他的耳边,是商会总号方向传来的、魏武卒那整齐划一、毫无人性的“剿匪”呐喊。
他的鼻腔里,涌入了木头燃烧的焦糊味、人群惊恐的骚臭味,以及一丝若有若无的、属于鲜血的铁锈味。
“你……你……”巴特尔的嘴唇哆嗦着,那双充血的眼睛死死盯着和珅,仿佛要将他生吞活剥。他身后的护卫们,手中的弯刀握得更紧了,刀刃上的寒光在火光下跳跃,随时准备将这个该死的胖子剁成肉泥。
可他们不敢。
因为炮声还在继续。
“轰!”
又是一声巨响,这一次,不是来自商会总号,而是来自港口另一侧的税务所!
那是苏丹王室在旧港的另一处钱袋子!
完了。
巴特尔的脑子里,只剩下这两个字。
对方不是来抢劫的,也不是来示威的。
他们是来拆家的!
他们要用最野蛮、最直接的方式,把苏门答腊苏丹在旧港几十年经营的根基,一寸一寸地,全部敲碎!
“巴特尔大人。”和珅的声音再次响起,这一次,他那尖利的嗓音里,竟然多了一丝……怜悯?“我家晋王殿下,让我给您带了话。”
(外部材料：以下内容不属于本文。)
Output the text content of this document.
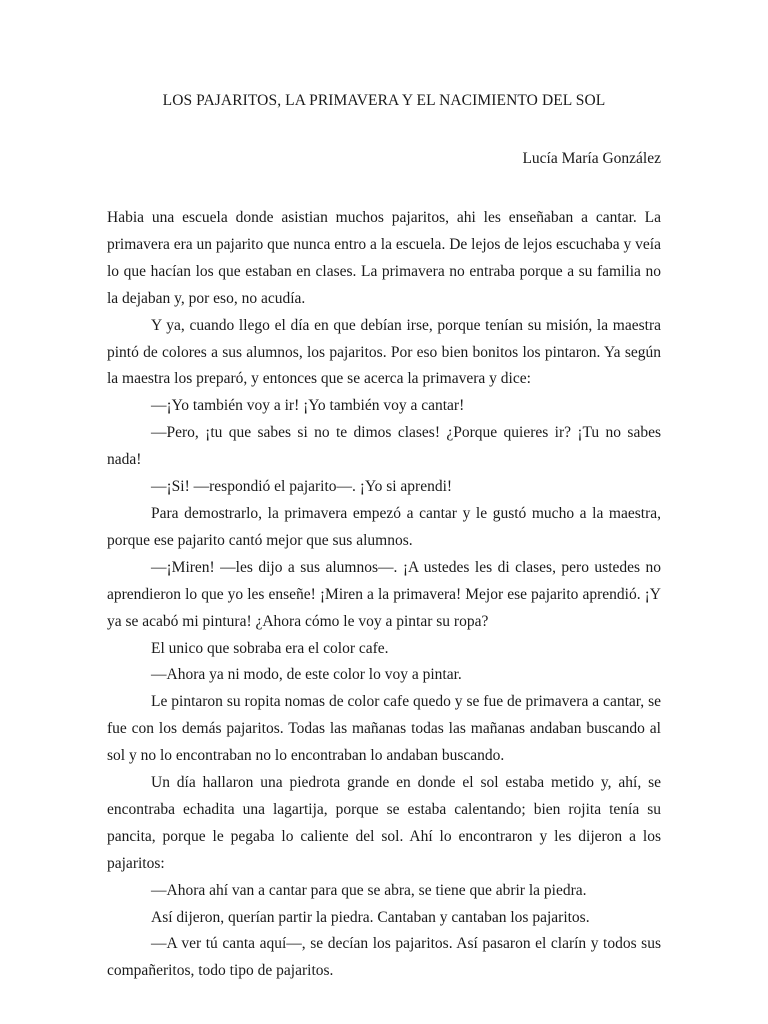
LOS PAJARITOS, LA PRIMAVERA Y EL NACIMIENTO DEL SOL
Lucía María González

Habia una escuela donde asistian muchos pajaritos, ahi les enseñaban a cantar. La primavera era un pajarito que nunca entro a la escuela. De lejos de lejos escuchaba y veía lo que hacían los que estaban en clases. La primavera no entraba porque a su familia no la dejaban y, por eso, no acudía.

Y ya, cuando llego el día en que debían irse, porque tenían su misión, la maestra pintó de colores a sus alumnos, los pajaritos. Por eso bien bonitos los pintaron. Ya según la maestra los preparó, y entonces que se acerca la primavera y dice:

—¡Yo también voy a ir! ¡Yo también voy a cantar!

—Pero, ¡tu que sabes si no te dimos clases! ¿Porque quieres ir? ¡Tu no sabes nada!

—¡Si! —respondió el pajarito—. ¡Yo si aprendi!

Para demostrarlo, la primavera empezó a cantar y le gustó mucho a la maestra, porque ese pajarito cantó mejor que sus alumnos.

—¡Miren! —les dijo a sus alumnos—. ¡A ustedes les di clases, pero ustedes no aprendieron lo que yo les enseñe! ¡Miren a la primavera! Mejor ese pajarito aprendió. ¡Y ya se acabó mi pintura! ¿Ahora cómo le voy a pintar su ropa?

El unico que sobraba era el color cafe.

—Ahora ya ni modo, de este color lo voy a pintar.

Le pintaron su ropita nomas de color cafe quedo y se fue de primavera a cantar, se fue con los demás pajaritos. Todas las mañanas todas las mañanas andaban buscando al sol y no lo encontraban no lo encontraban lo andaban buscando.

Un día hallaron una piedrota grande en donde el sol estaba metido y, ahí, se encontraba echadita una lagartija, porque se estaba calentando; bien rojita tenía su pancita, porque le pegaba lo caliente del sol. Ahí lo encontraron y les dijeron a los pajaritos:

—Ahora ahí van a cantar para que se abra, se tiene que abrir la piedra.

Así dijeron, querían partir la piedra. Cantaban y cantaban los pajaritos.

—A ver tú canta aquí—, se decían los pajaritos. Así pasaron el clarín y todos sus compañeritos, todo tipo de pajaritos.
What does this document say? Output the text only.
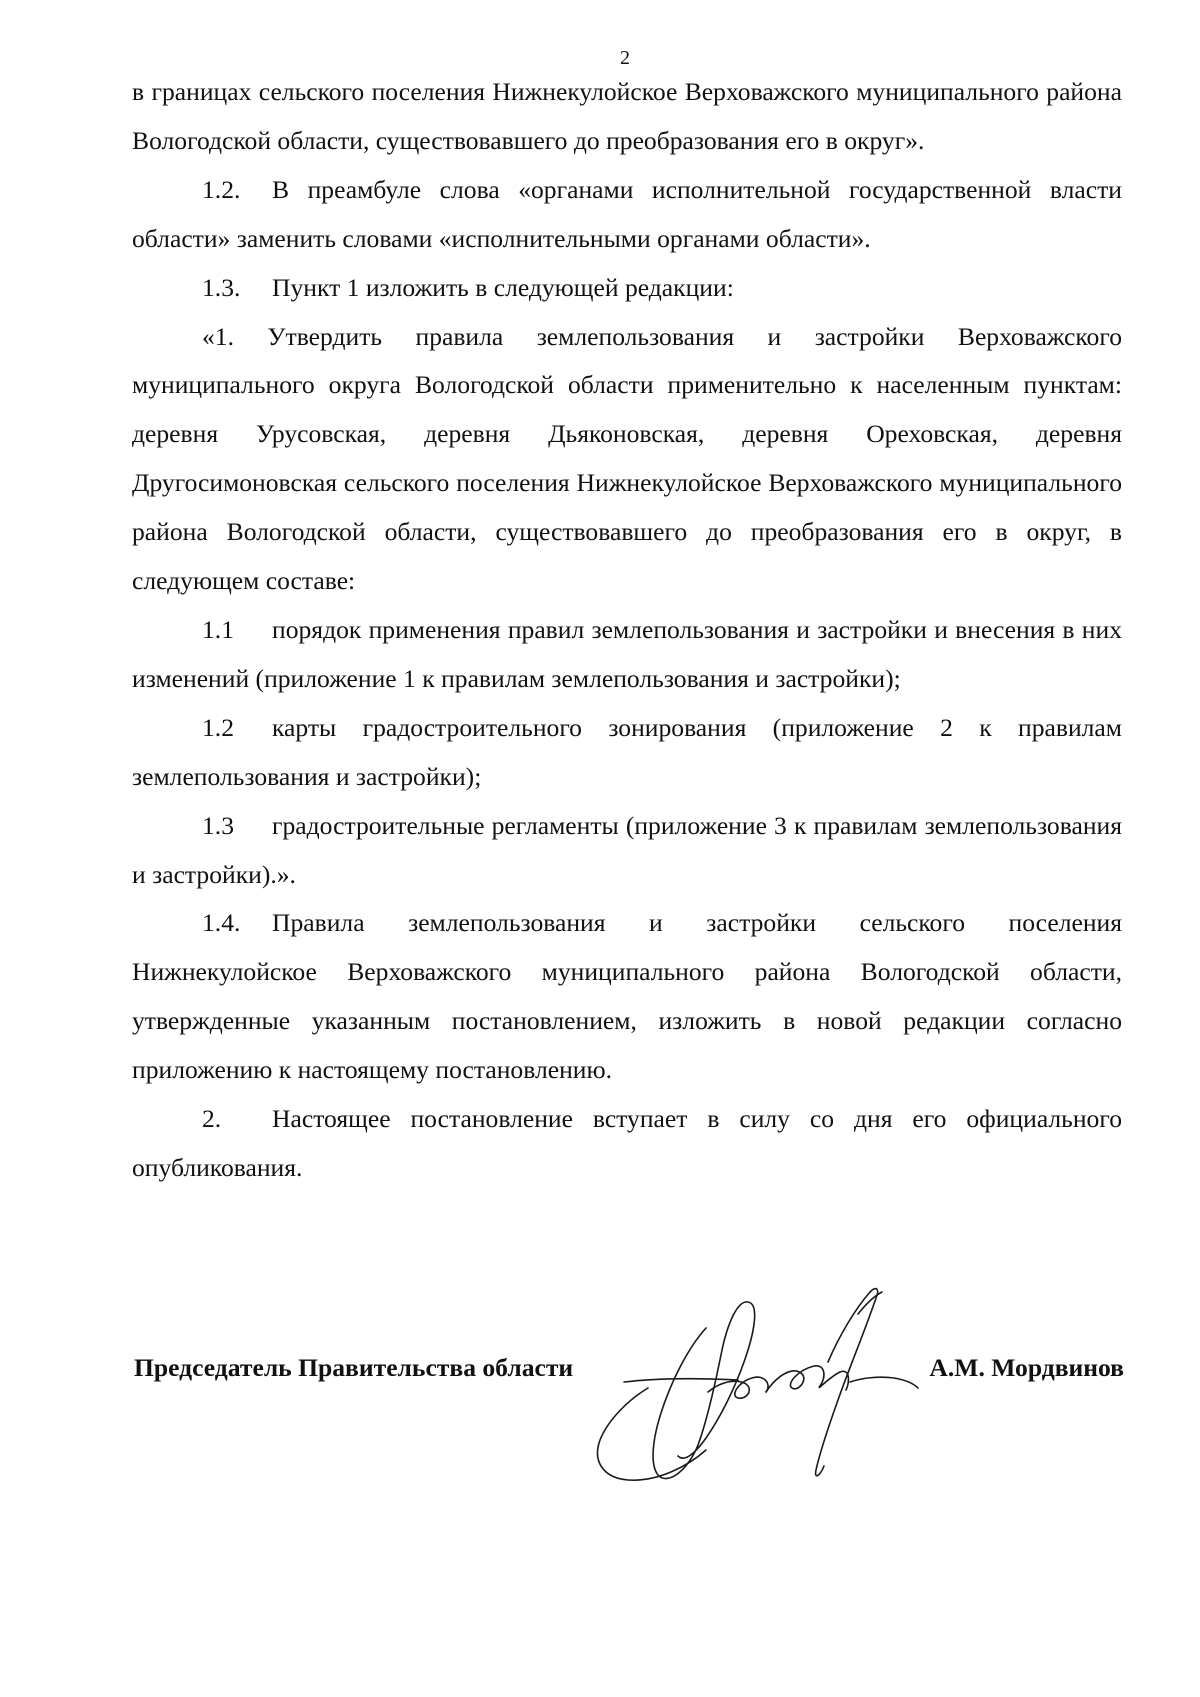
2

в границах сельского поселения Нижнекулойское Верховажского муниципального района Вологодской области, существовавшего до преобразования его в округ».

1.2. В преамбуле слова «органами исполнительной государственной власти области» заменить словами «исполнительными органами области».

1.3. Пункт 1 изложить в следующей редакции:

«1. Утвердить правила землепользования и застройки Верховажского муниципального округа Вологодской области применительно к населенным пунктам: деревня Урусовская, деревня Дьяконовская, деревня Ореховская, деревня Другосимоновская сельского поселения Нижнекулойское Верховажского муниципального района Вологодской области, существовавшего до преобразования его в округ, в следующем составе:

1.1 порядок применения правил землепользования и застройки и внесения в них изменений (приложение 1 к правилам землепользования и застройки);

1.2 карты градостроительного зонирования (приложение 2 к правилам землепользования и застройки);

1.3 градостроительные регламенты (приложение 3 к правилам землепользования и застройки).».

1.4. Правила землепользования и застройки сельского поселения Нижнекулойское Верховажского муниципального района Вологодской области, утвержденные указанным постановлением, изложить в новой редакции согласно приложению к настоящему постановлению.

2. Настоящее постановление вступает в силу со дня его официального опубликования.

Председатель Правительства области	А.М. Мордвинов
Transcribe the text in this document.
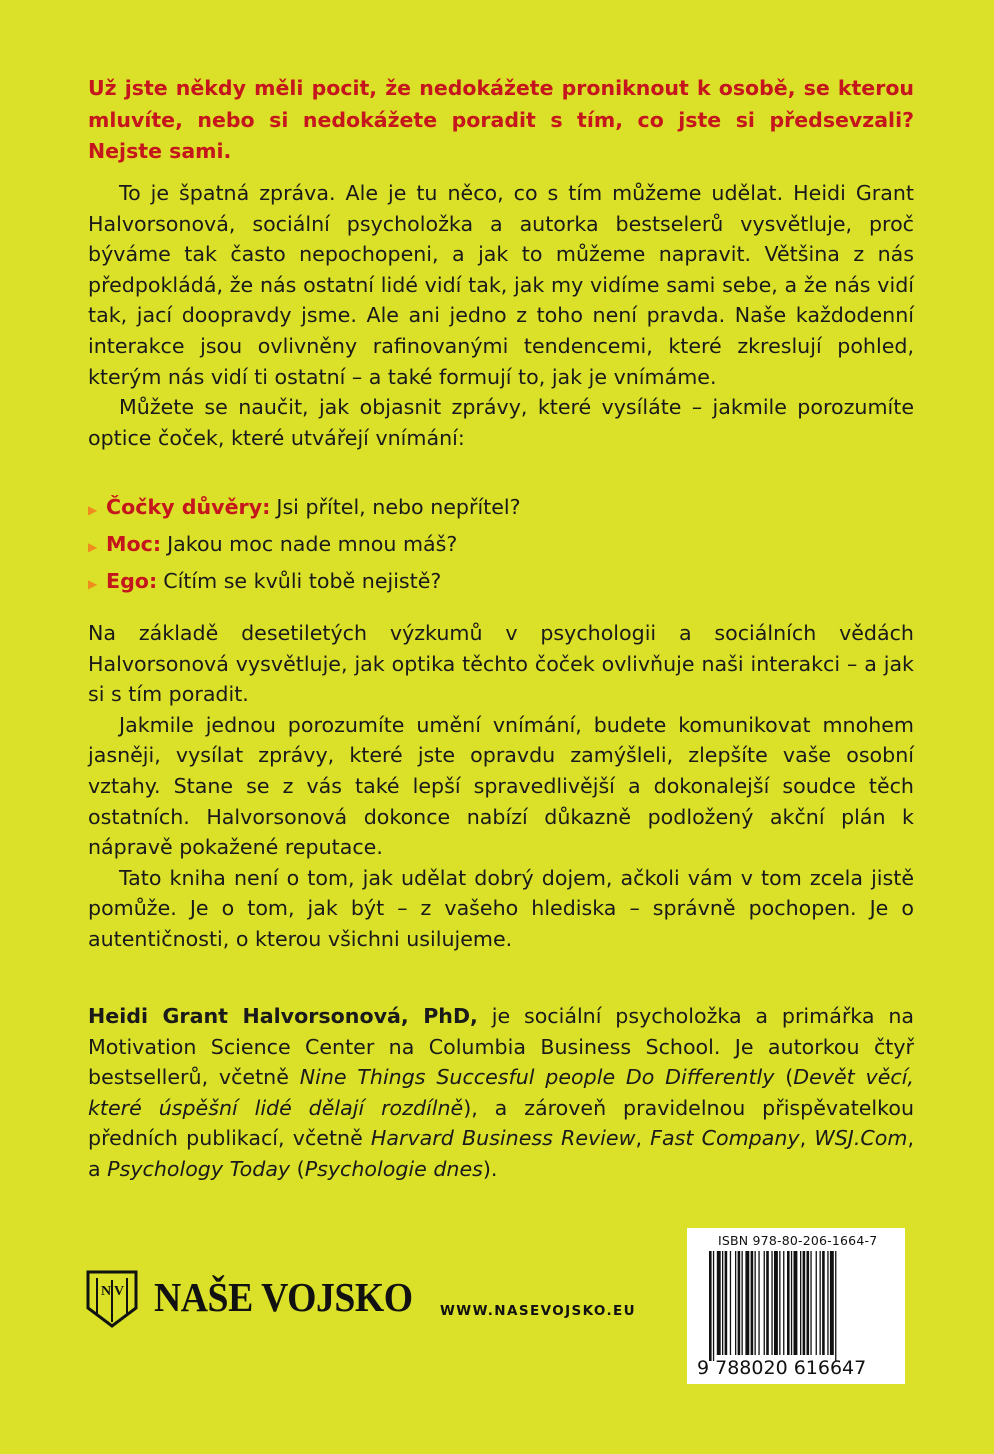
Už jste někdy měli pocit, že nedokážete proniknout k osobě, se kterou mluvíte, nebo si nedokážete poradit s tím, co jste si předsevzali? Nejste sami.

To je špatná zpráva. Ale je tu něco, co s tím můžeme udělat. Heidi Grant Halvorsonová, sociální psycholožka a autorka bestselerů vysvětluje, proč býváme tak často nepochopeni, a jak to můžeme napravit. Většina z nás předpokládá, že nás ostatní lidé vidí tak, jak my vidíme sami sebe, a že nás vidí tak, jací doopravdy jsme. Ale ani jedno z toho není pravda. Naše každodenní interakce jsou ovlivněny rafinovanými tendencemi, které zkreslují pohled, kterým nás vidí ti ostatní – a také formují to, jak je vnímáme.

Můžete se naučit, jak objasnit zprávy, které vysíláte – jakmile porozumíte optice čoček, které utvářejí vnímání:

▶ Čočky důvěry: Jsi přítel, nebo nepřítel?
▶ Moc: Jakou moc nade mnou máš?
▶ Ego: Cítím se kvůli tobě nejistě?

Na základě desetiletých výzkumů v psychologii a sociálních vědách Halvorsonová vysvětluje, jak optika těchto čoček ovlivňuje naši interakci – a jak si s tím poradit.

Jakmile jednou porozumíte umění vnímání, budete komunikovat mnohem jasněji, vysílat zprávy, které jste opravdu zamýšleli, zlepšíte vaše osobní vztahy. Stane se z vás také lepší spravedlivější a dokonalejší soudce těch ostatních. Halvorsonová dokonce nabízí důkazně podložený akční plán k nápravě pokažené reputace.

Tato kniha není o tom, jak udělat dobrý dojem, ačkoli vám v tom zcela jistě pomůže. Je o tom, jak být – z vašeho hlediska – správně pochopen. Je o autentičnosti, o kterou všichni usilujeme.

Heidi Grant Halvorsonová, PhD, je sociální psycholožka a primářka na Motivation Science Center na Columbia Business School. Je autorkou čtyř bestsellerů, včetně Nine Things Succesful people Do Differently (Devět věcí, které úspěšní lidé dělají rozdílně), a zároveň pravidelnou přispěvatelkou předních publikací, včetně Harvard Business Review, Fast Company, WSJ.Com, a Psychology Today (Psychologie dnes).

N V NAŠE VOJSKO WWW.NASEVOJSKO.EU
ISBN 978-80-206-1664-7
9 788020 616647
和珅往前凑了一步,无视了那些几乎要贴在他肥肉上的冰冷刀刃,用一种推心置腹的、却又让人毛骨悚然的语气,压低了声音说道“他说,旧港这地方,风水不好。你们苏丹,八字太轻,压不住这里的财气。”
“所以,他老人家慈悲,想帮你们……改改运。”
“你……你们到底想怎么样?!”巴特尔的声音嘶哑,充满了绝望。他知道,自己已经彻底掉进了对方布下的陷阱里。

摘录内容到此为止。